Becoming a dad through surrogacy

Dr Christina Weis and Dr Wendy Norton share insights from their study of heterosexually-partnered men’s experiences of becoming dads through surrogacy.

We know from previous research, that men in heterosexual relationships tend to be side-lined in surrogacy arrangements as the intending mothers and the surrogates find it easier to bond. These findings are based on research with mainly surrogates and intending mothers, as researchers report women ‘do the talking’ and it’s often difficult to recruit men.

We interviewed 10 men to learn more about their experiences, and found that men were cast into several roles that they found challenging: as expectant fathers, partners to infertile women, and mediators, helping to nurture a relationship with the surrogate who is gestating a child for them as a couple. Edward (not his real name) wanted to highlight to other men seeking surrogacy that with the “best will in the world, having two women in the relationship, one of which is pregnant who is not your wife…that is not easy”.
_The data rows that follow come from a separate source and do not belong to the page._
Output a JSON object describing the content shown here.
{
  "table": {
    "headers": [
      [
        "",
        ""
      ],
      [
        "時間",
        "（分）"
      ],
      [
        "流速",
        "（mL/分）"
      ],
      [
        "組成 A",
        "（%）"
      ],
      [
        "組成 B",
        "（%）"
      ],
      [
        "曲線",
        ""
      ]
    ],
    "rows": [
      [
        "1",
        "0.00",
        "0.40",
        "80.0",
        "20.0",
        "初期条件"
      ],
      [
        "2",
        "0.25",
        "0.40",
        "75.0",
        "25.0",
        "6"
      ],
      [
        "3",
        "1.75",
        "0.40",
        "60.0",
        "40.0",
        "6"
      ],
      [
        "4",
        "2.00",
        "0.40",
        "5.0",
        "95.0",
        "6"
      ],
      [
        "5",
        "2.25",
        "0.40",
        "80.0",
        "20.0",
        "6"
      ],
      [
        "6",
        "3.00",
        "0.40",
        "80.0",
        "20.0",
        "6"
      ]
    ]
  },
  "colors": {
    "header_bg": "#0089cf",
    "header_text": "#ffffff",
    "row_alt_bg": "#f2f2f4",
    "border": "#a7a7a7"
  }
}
While the men in our study did confirm being side-lined in their arrangements, men were also intentionally and unintentionally side-lining themselves in their endeavour to support their partners, to enable them to bond more closely and experience the pregnancy they weren’t carrying. Several men expected and would have preferred to be more involved in the relationship with their surrogate, but felt unsure and insecure in “how to be well involved and how to be properly involved”.  Furthermore, in several cases men felt similar to Edward who reported that “[our surrogate] wanted a strong relationship with my wife (…). It was very much her helping [my wife] than her helping us”.
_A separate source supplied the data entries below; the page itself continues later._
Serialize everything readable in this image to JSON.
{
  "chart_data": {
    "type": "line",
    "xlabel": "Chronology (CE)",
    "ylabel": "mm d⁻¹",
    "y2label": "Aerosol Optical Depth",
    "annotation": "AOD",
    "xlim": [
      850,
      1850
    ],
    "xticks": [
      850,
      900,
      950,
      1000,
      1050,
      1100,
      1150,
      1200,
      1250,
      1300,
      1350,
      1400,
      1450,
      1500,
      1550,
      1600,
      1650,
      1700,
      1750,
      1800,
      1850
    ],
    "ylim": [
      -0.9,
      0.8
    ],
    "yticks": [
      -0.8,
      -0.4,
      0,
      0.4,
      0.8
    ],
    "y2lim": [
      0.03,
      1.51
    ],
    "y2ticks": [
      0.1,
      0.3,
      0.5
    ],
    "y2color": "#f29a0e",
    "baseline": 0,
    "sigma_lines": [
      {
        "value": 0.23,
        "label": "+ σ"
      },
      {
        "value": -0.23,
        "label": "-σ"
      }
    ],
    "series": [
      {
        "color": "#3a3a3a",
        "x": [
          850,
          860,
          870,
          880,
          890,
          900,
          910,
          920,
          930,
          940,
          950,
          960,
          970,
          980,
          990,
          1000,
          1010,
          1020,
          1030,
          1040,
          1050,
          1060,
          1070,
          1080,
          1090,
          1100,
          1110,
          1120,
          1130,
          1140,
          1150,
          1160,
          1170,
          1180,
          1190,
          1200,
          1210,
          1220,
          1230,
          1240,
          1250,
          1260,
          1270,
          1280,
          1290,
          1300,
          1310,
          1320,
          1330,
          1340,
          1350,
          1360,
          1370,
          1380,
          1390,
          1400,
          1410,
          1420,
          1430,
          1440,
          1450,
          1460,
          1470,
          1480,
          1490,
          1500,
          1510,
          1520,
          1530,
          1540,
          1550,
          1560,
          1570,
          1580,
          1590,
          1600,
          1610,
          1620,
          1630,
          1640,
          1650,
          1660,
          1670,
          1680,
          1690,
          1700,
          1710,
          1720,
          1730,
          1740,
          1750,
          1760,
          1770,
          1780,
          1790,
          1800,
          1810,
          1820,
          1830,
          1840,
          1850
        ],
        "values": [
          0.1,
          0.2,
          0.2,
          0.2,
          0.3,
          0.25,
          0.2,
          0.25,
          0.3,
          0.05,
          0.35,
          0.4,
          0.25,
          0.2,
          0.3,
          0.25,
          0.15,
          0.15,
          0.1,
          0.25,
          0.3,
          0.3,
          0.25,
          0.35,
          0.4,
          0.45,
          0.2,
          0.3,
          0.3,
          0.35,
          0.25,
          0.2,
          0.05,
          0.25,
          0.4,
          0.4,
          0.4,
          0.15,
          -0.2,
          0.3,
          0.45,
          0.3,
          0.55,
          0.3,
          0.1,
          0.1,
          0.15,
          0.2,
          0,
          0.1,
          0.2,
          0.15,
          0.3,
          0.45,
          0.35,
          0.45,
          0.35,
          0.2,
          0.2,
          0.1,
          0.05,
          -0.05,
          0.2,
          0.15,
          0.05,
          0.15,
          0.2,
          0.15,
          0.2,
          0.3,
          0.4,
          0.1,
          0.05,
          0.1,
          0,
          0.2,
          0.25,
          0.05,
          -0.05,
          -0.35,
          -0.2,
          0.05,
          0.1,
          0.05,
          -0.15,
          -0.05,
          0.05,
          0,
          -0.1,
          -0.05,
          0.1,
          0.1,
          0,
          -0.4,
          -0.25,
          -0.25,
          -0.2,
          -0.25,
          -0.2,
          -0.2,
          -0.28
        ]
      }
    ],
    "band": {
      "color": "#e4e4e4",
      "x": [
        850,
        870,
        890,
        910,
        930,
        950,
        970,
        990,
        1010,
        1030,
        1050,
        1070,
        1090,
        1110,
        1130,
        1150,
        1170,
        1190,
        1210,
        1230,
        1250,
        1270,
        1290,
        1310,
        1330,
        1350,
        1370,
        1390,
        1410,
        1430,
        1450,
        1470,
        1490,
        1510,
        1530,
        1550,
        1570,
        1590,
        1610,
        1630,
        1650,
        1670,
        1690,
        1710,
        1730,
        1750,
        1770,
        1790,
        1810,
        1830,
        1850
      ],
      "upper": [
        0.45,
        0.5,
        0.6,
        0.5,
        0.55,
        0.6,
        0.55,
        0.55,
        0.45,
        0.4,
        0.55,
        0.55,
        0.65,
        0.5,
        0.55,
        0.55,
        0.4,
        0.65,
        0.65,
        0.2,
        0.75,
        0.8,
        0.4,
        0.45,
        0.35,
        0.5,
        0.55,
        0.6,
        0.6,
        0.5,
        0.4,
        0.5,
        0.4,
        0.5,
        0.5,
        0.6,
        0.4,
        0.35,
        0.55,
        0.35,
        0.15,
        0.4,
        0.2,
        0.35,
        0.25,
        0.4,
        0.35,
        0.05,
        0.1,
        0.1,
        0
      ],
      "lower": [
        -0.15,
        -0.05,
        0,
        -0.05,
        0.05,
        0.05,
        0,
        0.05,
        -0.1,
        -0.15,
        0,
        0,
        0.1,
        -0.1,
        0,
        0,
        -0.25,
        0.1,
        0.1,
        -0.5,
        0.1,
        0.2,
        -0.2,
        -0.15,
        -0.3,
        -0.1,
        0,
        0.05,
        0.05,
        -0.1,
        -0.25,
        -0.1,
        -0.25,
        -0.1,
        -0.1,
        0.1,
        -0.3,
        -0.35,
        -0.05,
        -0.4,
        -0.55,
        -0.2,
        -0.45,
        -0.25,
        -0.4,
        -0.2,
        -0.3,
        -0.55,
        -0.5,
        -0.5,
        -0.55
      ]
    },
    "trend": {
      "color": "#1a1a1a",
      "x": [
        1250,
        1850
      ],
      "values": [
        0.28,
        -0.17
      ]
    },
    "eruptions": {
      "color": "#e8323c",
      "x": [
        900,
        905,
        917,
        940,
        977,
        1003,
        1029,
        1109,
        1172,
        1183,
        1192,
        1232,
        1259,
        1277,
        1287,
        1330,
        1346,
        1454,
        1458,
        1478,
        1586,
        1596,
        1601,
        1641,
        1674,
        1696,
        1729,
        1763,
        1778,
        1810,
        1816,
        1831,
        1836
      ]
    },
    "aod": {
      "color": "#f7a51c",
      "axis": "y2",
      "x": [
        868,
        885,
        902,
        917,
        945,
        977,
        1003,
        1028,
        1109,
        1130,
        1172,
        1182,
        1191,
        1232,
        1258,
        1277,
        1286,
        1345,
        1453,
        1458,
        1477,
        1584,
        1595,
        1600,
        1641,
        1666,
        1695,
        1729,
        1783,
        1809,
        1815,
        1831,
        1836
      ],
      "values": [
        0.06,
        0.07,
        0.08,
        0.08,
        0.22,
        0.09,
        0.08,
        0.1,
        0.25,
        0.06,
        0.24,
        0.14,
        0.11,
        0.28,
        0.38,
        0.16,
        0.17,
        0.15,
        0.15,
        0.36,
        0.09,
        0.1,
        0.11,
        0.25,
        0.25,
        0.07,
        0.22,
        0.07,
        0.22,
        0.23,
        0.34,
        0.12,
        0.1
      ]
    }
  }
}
Consequently, men resorted to taking charge of more practical or managerial tasks and as a direct result of prioritising support for their partners and surrogates, their own needs for involvement were relegated, as Jeremy expressed: “if I am honest, I would say my emotions took a back seat, always, to [my wife’s] and [surrogate’s], that’s the hierarchy shall we say.”  Fred explained that it was important to him that his wife was “front and centre” in the arrangement as she was “not contributing biologically, and that’s a big deal and so I just felt that is was ever so important that she is…in control of it and running it.” Looking back, Fred reflected that he would like to be more involved, “because where I have been involved, it has been really good”.

Recommendations

Men described their surrogacy experience as “female-centred”, expressing frustration with the absence of tailored counselling addressing their experiences. Several men found partaking in the interview cathartic, and welcomed further opportunities for professional and peer support and exchange. We therefore recommend that surrogacy organisations and counsellors offer more tailored counselling for men and we are currently working with the Donor Conception Network (DCN) to provide resources for counsellors.